Surprising Findings in the SANS 2021 OT/ICS Cybersecurity Survey

The just-released SANS 2021 OT/ICS Cybersecurity Survey, sponsored by Nozomi Networks, uncovered some findings that surprised me, as well as survey author, Mark Bristow. Below, we take a look at some compelling statistics that ICS operators should take note of as they work to protect their OT and ICS systems.

While it’s not surprising that respondents reported that threats remain high and continue to grow in severity, it’s shocking that forty-eight percent still don’t know whether their organization had been compromised.

That’s a concerning – and unnecessarily large number given that visibility and detection solutions are readily available to provide that awareness. So, while threats are increasing in severity, and more organizations are proactively using new technologies and frameworks for defeating them, there’s still much work to be done.

An Even Bigger Surprise: The Use of Cloud Technologies

One of the biggest (and welcome) surprises from the 2021 SANS OT/ICS Cybersecurity Survey was the widescale adoption of cloud technologies to support OT operations. According to the survey, forty-nine percent of respondents were using cloud technologies for operations support, and thirty-two percent were using cloud technologies for control critical activities.

The survey also identified remote access as the number one initial intrusion vector. This seems to be at odds with adding hosted services into critical control loops. Increased reliability and reduced total cost of ownership may be driving this trend, despite the connectivity requirements that come with it.

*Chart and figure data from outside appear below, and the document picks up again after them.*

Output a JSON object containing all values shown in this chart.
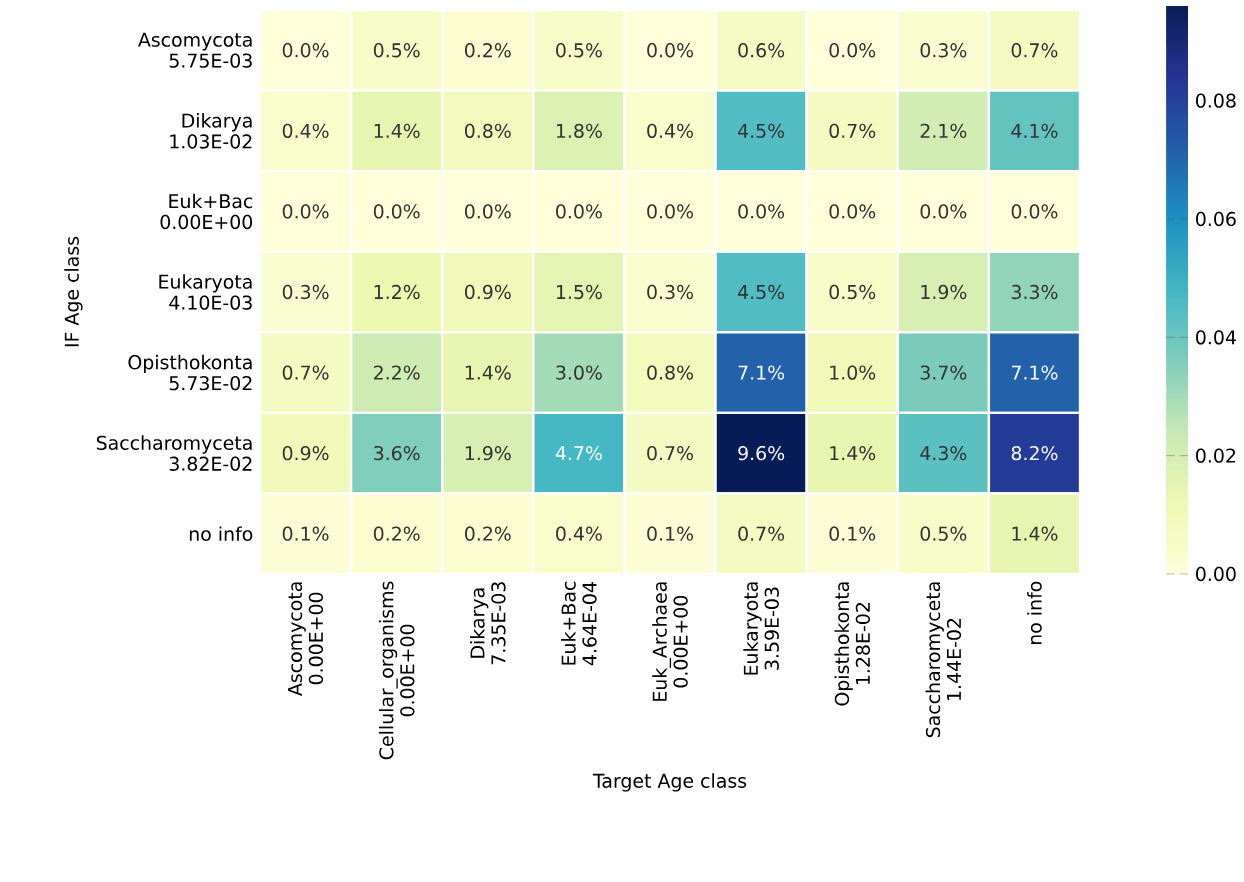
{
  "chart_data": {
    "type": "heatmap",
    "xlabel": "Target Age class",
    "ylabel": "IF Age class",
    "categories": [
      "Ascomycota\n0.00E+00",
      "Cellular_organisms\n0.00E+00",
      "Dikarya\n7.35E-03",
      "Euk+Bac\n4.64E-04",
      "Euk_Archaea\n0.00E+00",
      "Eukaryota\n3.59E-03",
      "Opisthokonta\n1.28E-02",
      "Saccharomyceta\n1.44E-02",
      "no info"
    ],
    "y_categories": [
      "Ascomycota\n5.75E-03",
      "Dikarya\n1.03E-02",
      "Euk+Bac\n0.00E+00",
      "Eukaryota\n4.10E-03",
      "Opisthokonta\n5.73E-02",
      "Saccharomyceta\n3.82E-02",
      "no info"
    ],
    "cells": [
      [
        0.0,
        0.005,
        0.002,
        0.005,
        0.0,
        0.006,
        0.0,
        0.003,
        0.007
      ],
      [
        0.004,
        0.014,
        0.008,
        0.018,
        0.004,
        0.045,
        0.007,
        0.021,
        0.041
      ],
      [
        0.0,
        0.0,
        0.0,
        0.0,
        0.0,
        0.0,
        0.0,
        0.0,
        0.0
      ],
      [
        0.003,
        0.012,
        0.009,
        0.015,
        0.003,
        0.045,
        0.005,
        0.019,
        0.033
      ],
      [
        0.007,
        0.022,
        0.014,
        0.03,
        0.008,
        0.071,
        0.01,
        0.037,
        0.071
      ],
      [
        0.009,
        0.036,
        0.019,
        0.047,
        0.007,
        0.096,
        0.014,
        0.043,
        0.082
      ],
      [
        0.001,
        0.002,
        0.002,
        0.004,
        0.001,
        0.007,
        0.001,
        0.005,
        0.014
      ]
    ],
    "cell_labels": [
      [
        "0.0%",
        "0.5%",
        "0.2%",
        "0.5%",
        "0.0%",
        "0.6%",
        "0.0%",
        "0.3%",
        "0.7%"
      ],
      [
        "0.4%",
        "1.4%",
        "0.8%",
        "1.8%",
        "0.4%",
        "4.5%",
        "0.7%",
        "2.1%",
        "4.1%"
      ],
      [
        "0.0%",
        "0.0%",
        "0.0%",
        "0.0%",
        "0.0%",
        "0.0%",
        "0.0%",
        "0.0%",
        "0.0%"
      ],
      [
        "0.3%",
        "1.2%",
        "0.9%",
        "1.5%",
        "0.3%",
        "4.5%",
        "0.5%",
        "1.9%",
        "3.3%"
      ],
      [
        "0.7%",
        "2.2%",
        "1.4%",
        "3.0%",
        "0.8%",
        "7.1%",
        "1.0%",
        "3.7%",
        "7.1%"
      ],
      [
        "0.9%",
        "3.6%",
        "1.9%",
        "4.7%",
        "0.7%",
        "9.6%",
        "1.4%",
        "4.3%",
        "8.2%"
      ],
      [
        "0.1%",
        "0.2%",
        "0.2%",
        "0.4%",
        "0.1%",
        "0.7%",
        "0.1%",
        "0.5%",
        "1.4%"
      ]
    ],
    "clim": [
      0,
      0.096
    ],
    "cticks": [
      {
        "value": 0,
        "label": "0.00"
      },
      {
        "value": 0.02,
        "label": "0.02"
      },
      {
        "value": 0.04,
        "label": "0.04"
      },
      {
        "value": 0.06,
        "label": "0.06"
      },
      {
        "value": 0.08,
        "label": "0.08"
      }
    ]
  }
}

Insights From SANS Survey Author Mark Bristow

Ahead of Nozomi Networks’ upcoming webinar on this year’s survey, I had a chance to talk with Mark Bristow, the survey author and an ICS 515 certified instructor. He shared his thoughts on where we are today, and what’s needed for future progress.

What surprised you most in this year’s survey?

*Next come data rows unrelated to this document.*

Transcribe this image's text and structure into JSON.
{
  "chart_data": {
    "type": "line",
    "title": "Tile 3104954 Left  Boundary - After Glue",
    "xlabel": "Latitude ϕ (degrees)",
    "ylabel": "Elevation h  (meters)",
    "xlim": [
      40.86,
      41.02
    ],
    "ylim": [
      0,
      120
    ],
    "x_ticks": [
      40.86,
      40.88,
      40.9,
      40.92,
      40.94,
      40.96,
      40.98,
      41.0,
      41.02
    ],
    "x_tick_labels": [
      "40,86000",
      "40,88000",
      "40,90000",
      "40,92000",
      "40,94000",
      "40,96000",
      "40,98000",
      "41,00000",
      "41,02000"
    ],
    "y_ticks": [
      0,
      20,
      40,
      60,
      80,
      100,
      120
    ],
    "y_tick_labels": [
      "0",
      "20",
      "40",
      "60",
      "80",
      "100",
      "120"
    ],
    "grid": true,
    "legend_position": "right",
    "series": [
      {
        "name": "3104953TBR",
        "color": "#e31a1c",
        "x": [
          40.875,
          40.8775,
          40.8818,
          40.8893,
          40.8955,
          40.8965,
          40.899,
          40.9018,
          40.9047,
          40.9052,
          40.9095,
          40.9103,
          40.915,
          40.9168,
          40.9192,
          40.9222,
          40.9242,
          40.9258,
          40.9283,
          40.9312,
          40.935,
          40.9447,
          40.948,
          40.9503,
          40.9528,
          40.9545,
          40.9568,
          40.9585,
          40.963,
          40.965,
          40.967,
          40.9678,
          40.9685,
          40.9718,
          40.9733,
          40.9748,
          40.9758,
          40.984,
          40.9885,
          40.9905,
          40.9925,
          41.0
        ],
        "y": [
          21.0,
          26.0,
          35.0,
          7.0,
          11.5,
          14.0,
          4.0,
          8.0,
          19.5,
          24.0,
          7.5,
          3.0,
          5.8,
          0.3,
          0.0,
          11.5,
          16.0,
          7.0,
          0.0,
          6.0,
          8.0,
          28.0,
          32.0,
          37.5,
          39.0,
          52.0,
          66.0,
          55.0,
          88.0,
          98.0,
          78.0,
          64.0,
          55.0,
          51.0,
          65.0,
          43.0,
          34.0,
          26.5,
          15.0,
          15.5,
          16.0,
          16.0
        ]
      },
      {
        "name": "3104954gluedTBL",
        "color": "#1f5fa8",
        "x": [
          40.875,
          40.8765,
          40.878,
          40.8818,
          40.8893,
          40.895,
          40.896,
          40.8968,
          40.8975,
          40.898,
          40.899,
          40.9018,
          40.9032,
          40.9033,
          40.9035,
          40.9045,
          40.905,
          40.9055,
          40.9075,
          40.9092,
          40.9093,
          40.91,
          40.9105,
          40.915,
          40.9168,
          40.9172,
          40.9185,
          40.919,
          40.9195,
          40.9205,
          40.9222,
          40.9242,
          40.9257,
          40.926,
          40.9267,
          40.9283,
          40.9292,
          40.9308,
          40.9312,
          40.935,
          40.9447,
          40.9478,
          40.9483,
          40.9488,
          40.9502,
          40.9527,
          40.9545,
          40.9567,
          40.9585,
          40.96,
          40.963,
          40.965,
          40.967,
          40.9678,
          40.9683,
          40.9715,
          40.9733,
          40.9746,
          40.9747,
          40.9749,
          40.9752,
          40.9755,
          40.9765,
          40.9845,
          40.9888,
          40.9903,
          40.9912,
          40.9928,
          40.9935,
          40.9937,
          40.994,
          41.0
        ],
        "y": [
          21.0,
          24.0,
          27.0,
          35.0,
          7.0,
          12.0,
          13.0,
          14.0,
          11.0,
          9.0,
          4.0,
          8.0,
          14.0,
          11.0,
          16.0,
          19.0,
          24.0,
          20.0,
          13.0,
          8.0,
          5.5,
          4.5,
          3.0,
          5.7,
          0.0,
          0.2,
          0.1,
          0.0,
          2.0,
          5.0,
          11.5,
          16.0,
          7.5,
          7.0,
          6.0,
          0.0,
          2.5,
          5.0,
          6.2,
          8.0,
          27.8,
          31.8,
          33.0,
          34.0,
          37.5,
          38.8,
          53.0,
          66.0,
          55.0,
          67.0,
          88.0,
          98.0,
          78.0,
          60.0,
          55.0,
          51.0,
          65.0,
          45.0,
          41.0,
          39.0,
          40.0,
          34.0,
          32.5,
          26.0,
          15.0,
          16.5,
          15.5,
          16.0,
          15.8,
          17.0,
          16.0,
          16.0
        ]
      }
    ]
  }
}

I found three things particularly striking in the report results:

  • The level of adoption of cloud technologies for operational outcomes was striking. Two years ago, cloud adoption was not being seriously discussed and now forty-nine percent are using it.
  • Incident visibility and confidence is not high. Forty-eight percent of respondents could not attest that they didn’t have an incident. A further ninety percent of these incidents had some level of operational impact.
  • Eighteen percent of incidents involved the engineering workstation. This is a critical piece of equipment and having this involved in so many incidents is troubling.

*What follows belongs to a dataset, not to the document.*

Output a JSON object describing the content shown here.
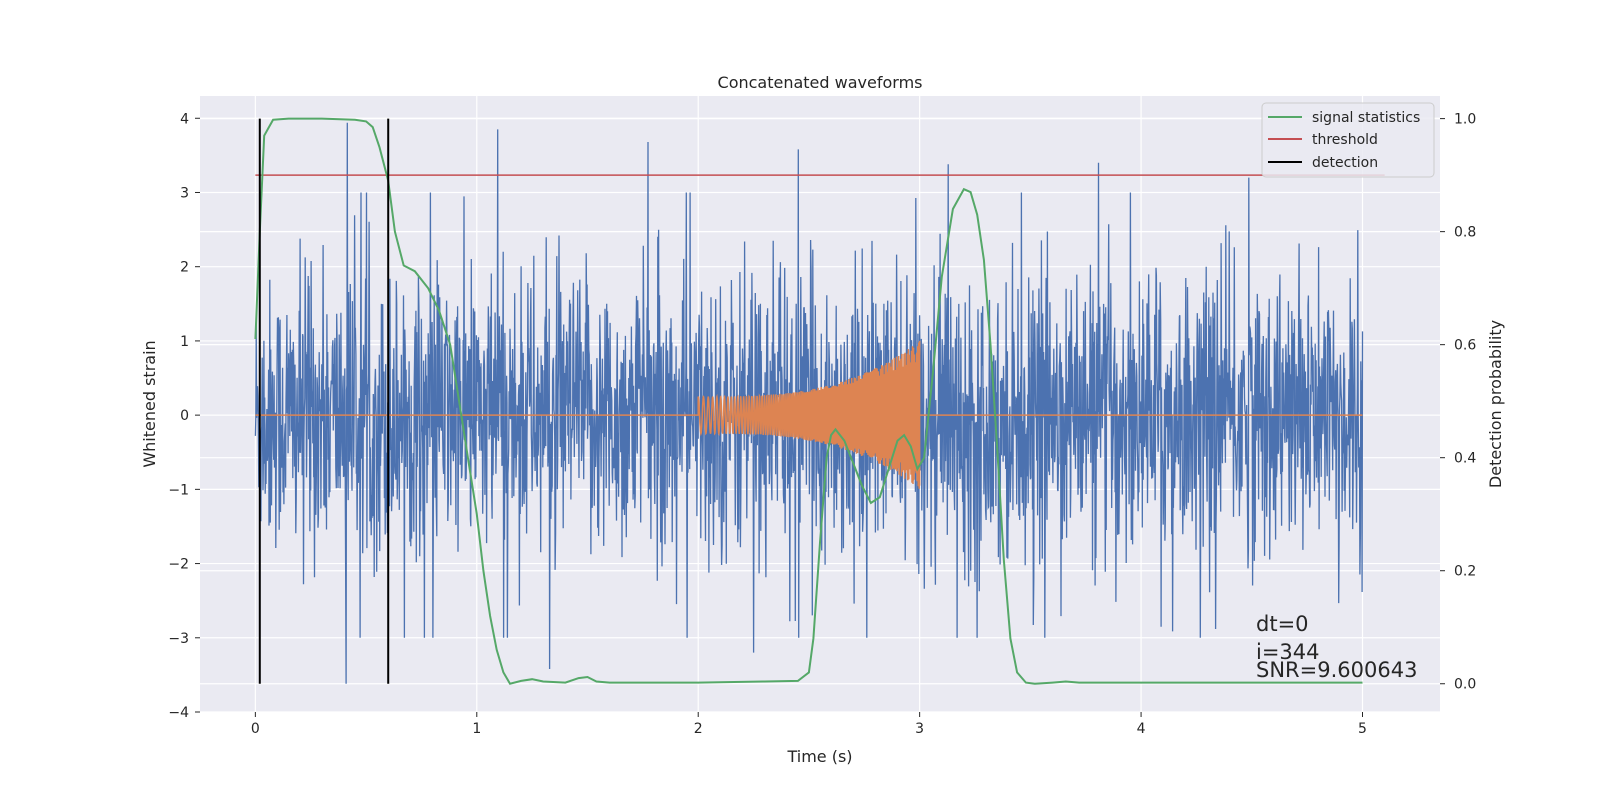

The implication of engineering workstations in so many incidents is highly concerning. These devices are what is needed to develop predictable repeatable effects operations against control systems and the targeting and successful exploitation of these systems indicates significant current and future risk.

What do ICS operators need to focus on to protect themselves?

It’s great that we now have monitoring programs in place, but we are still mostly looking at the IT aspects of our OT environments. We need to be correlating our IT and OT security telemetry as well as process data to truly understand potential impacts to safety and operations.

Focus on fundamentals. Too many respondents do not have a formal program for asset identification and inventory. Without this foundational step, further security investments may be invalid, misplaced, or over/under the actual needs.

Ransomware is a huge risk, but it’s not one that is specifically targeting ICS. A malicious actor who is specifically targeting your ICS environment will usually not be as blunt or noisy as ransomware can be, but we are struggling to defend against ransomware. The impact of a ransomware breach still has potential to interrupt OT operations, even indirectly, so the risk should be tracked and mitigated.

What are ICS operators doing well?

I was really encouraged to see that some respondents are using continuous patching of the OT environment. A few years ago, this was considered impossible and seeing implementation is really encouraging. Also, the new openness and increased willingness to leverage cloud technologies for functionality other than operational control, will help defenders in the long run if done properly.